Colonists at the time of the Revolutionary War approached criminal discipline and punishment differently than we do today. Great cities like Boston, Philadelphia and New York were at that time small, isolated, close-nit communities of 15-20,000. They lacked anything comparable to today's massive, organized penal system, and the police force was often a single night watchman who would rouse the townsfolk to apprehend a thief. A person's reputation and standing in the community mattered greatly, and punishment by public humiliation worked as an effective deterrent. While serious crimes, like murder or robbery, were punished by hanging or banishment, lesser crimes were usually settled through fines or methods of public embarrassment such as stocks, pillory or tar and feathering.
Hanging
The law of most colonies during the Revolutionary era prescribed a mandatory sentence of death by hanging for a number of serious offenses: murder, arson, rape, robbery, burglary, sodomy, piracy and treason. A judge could sentence a convict to hanging for lesser crimes at the judge's own discretion. Hangings usually took place in a public square near the center of town. In an ideal hanging, the jolt of the condemned man or woman's fall snapped the neck, resulting in instant death, but hangings often resulted in prolonged death by strangulation.
Stocks
Stocks were a comparatively mild form of corporal punishment, the purpose being public humiliation rather than inflicting physical pain or suffering. This simple device consisted of two boards connected by a hinge with two holes cut at shoulder width. The offender sat on the ground in a public place with his ankles locked in the stocks for a prescribed period of time. Custom encouraged passers-by to shower the offender with insults, rotten eggs and vegetables, mud, dirt, fecal matter and urine.
Pillory
Similar in design and concept to the stocks, the pillory stood on a raised platform.
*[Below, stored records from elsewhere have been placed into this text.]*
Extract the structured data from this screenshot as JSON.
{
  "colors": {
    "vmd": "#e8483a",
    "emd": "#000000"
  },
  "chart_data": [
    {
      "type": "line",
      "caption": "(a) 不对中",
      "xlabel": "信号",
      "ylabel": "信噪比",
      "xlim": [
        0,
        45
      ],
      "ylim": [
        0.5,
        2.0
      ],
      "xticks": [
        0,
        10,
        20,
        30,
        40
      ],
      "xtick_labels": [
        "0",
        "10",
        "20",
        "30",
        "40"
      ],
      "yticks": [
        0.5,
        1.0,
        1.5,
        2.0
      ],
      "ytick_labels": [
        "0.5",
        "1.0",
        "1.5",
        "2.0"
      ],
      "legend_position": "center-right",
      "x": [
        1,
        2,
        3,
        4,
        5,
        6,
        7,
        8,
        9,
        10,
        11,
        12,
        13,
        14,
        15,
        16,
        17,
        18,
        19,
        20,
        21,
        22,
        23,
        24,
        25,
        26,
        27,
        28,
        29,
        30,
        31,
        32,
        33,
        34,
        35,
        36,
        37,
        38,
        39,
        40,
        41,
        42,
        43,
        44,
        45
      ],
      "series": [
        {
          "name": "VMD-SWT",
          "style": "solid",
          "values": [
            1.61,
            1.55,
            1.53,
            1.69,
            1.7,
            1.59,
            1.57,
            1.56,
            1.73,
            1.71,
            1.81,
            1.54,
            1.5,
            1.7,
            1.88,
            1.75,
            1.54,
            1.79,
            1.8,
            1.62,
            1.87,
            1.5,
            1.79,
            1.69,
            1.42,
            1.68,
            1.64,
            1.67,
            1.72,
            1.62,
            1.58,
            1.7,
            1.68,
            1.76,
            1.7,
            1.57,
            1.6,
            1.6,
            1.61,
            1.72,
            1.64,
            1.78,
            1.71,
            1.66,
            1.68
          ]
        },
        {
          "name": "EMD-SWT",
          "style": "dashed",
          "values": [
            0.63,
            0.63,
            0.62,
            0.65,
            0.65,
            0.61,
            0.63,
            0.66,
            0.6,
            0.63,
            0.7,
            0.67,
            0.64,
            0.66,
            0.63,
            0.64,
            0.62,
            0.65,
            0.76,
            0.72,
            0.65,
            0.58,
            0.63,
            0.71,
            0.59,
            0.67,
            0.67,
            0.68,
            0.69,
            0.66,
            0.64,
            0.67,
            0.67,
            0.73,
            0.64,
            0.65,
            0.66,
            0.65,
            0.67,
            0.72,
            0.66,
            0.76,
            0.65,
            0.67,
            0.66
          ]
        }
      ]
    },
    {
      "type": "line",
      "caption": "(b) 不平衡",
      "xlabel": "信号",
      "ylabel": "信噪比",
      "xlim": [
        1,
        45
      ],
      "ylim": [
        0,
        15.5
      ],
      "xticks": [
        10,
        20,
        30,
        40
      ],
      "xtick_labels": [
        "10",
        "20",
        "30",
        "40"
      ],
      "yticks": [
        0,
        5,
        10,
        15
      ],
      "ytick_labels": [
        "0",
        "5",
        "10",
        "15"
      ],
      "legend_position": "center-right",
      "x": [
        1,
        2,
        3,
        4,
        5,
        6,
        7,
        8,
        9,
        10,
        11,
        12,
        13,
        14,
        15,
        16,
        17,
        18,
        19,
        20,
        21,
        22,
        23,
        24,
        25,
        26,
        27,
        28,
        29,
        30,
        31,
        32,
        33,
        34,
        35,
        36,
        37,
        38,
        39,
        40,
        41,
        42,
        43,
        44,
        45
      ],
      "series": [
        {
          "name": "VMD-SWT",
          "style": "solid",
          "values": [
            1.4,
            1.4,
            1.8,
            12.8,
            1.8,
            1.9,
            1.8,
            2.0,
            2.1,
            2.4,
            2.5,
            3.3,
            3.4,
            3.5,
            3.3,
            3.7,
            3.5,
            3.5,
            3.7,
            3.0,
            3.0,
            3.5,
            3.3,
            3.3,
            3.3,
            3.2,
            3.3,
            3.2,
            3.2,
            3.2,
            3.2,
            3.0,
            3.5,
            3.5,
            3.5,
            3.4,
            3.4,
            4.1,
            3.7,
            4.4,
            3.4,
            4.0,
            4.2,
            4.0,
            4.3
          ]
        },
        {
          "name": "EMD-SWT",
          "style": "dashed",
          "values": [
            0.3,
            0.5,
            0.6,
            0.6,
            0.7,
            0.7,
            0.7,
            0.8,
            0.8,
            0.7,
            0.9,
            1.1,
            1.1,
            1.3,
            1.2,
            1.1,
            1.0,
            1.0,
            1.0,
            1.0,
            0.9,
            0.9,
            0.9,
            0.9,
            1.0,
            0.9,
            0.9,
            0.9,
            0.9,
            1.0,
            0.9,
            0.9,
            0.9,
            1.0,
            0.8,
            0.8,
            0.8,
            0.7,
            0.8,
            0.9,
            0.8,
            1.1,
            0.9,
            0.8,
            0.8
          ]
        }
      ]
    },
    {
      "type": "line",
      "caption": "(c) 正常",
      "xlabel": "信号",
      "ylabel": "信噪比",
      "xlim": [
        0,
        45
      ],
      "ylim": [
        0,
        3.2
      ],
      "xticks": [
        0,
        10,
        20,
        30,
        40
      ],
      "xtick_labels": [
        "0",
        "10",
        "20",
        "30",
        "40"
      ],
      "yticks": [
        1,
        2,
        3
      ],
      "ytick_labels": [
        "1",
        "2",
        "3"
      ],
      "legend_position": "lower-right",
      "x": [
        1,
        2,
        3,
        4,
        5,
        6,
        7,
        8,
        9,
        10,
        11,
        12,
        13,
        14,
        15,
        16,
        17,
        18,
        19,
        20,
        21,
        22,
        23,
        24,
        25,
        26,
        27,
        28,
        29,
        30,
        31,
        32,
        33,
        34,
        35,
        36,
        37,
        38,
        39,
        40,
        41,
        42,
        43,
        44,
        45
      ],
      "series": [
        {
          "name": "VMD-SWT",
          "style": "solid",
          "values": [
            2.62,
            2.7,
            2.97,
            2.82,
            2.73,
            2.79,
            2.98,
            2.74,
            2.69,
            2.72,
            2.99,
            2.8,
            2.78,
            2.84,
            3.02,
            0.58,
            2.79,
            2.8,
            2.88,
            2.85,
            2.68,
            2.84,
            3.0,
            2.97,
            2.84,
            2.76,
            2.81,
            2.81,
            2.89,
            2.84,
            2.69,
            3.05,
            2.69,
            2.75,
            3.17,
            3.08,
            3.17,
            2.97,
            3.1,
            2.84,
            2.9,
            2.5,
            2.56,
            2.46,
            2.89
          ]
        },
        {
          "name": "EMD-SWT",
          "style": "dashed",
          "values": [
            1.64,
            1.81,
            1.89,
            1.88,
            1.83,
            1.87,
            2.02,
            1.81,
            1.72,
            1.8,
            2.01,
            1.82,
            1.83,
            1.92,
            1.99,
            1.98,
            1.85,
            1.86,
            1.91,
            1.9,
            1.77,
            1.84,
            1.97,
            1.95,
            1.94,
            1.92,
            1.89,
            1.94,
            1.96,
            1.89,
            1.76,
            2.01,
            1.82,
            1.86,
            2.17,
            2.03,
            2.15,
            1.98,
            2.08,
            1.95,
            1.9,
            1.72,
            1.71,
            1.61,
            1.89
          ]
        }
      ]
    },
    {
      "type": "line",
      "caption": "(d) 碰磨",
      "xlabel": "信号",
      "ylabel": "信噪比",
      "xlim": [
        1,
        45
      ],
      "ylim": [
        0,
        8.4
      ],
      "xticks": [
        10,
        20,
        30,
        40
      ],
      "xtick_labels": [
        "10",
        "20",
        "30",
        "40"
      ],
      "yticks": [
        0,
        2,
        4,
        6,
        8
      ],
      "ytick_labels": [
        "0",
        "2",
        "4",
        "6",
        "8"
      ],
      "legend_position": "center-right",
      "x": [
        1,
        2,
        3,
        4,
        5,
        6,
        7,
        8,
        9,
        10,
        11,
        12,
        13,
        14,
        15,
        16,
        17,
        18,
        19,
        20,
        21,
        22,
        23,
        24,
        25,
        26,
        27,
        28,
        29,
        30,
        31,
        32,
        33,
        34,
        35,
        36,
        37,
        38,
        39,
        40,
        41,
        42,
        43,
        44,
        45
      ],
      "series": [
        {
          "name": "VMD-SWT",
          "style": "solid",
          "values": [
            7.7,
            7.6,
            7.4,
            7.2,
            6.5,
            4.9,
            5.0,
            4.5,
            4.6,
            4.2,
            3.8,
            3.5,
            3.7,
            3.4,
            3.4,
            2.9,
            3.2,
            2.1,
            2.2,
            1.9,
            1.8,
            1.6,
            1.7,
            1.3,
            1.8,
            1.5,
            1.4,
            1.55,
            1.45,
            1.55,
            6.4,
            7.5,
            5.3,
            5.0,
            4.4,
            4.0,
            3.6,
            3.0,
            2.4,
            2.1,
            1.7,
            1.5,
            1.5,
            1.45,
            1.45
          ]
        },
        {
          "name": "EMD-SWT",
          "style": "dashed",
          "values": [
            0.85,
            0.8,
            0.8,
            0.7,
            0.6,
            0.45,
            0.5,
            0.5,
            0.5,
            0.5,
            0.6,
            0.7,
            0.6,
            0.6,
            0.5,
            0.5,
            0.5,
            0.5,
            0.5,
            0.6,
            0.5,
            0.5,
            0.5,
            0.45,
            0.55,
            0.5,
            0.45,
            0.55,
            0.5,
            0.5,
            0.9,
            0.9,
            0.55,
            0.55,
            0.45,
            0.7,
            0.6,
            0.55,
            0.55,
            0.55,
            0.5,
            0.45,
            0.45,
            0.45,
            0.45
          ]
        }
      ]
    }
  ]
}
The convicted person sat with head and wrists held uncomfortably in place between two hinged boards. More severe forms of corporal punishment often accompanied a pillory sentence. A repeat offender might be lashed, branded or have ears nailed to the boards. Stones hurled by overzealous townsfolk occasionally were fatal.
Tar and Feathers
Though it was never a court-ordered legal sentence, rebellious colonists employed tar and feathers to torture, intimidate and humiliate British magistrates, tax collectors and Tory loyalists. An angry mob of patriots would seize the victim of their ire and pour boiling hot pitch over his body, then cover him in a pillow's worth of feathers. The tarred and feathered government official or loyalist was then paraded through the town. Tarring and feathering worked so well as an intimidation tactic that when the infamous Stamp Act went into effect on November 1, 1765, no British tax collectors would enforce it.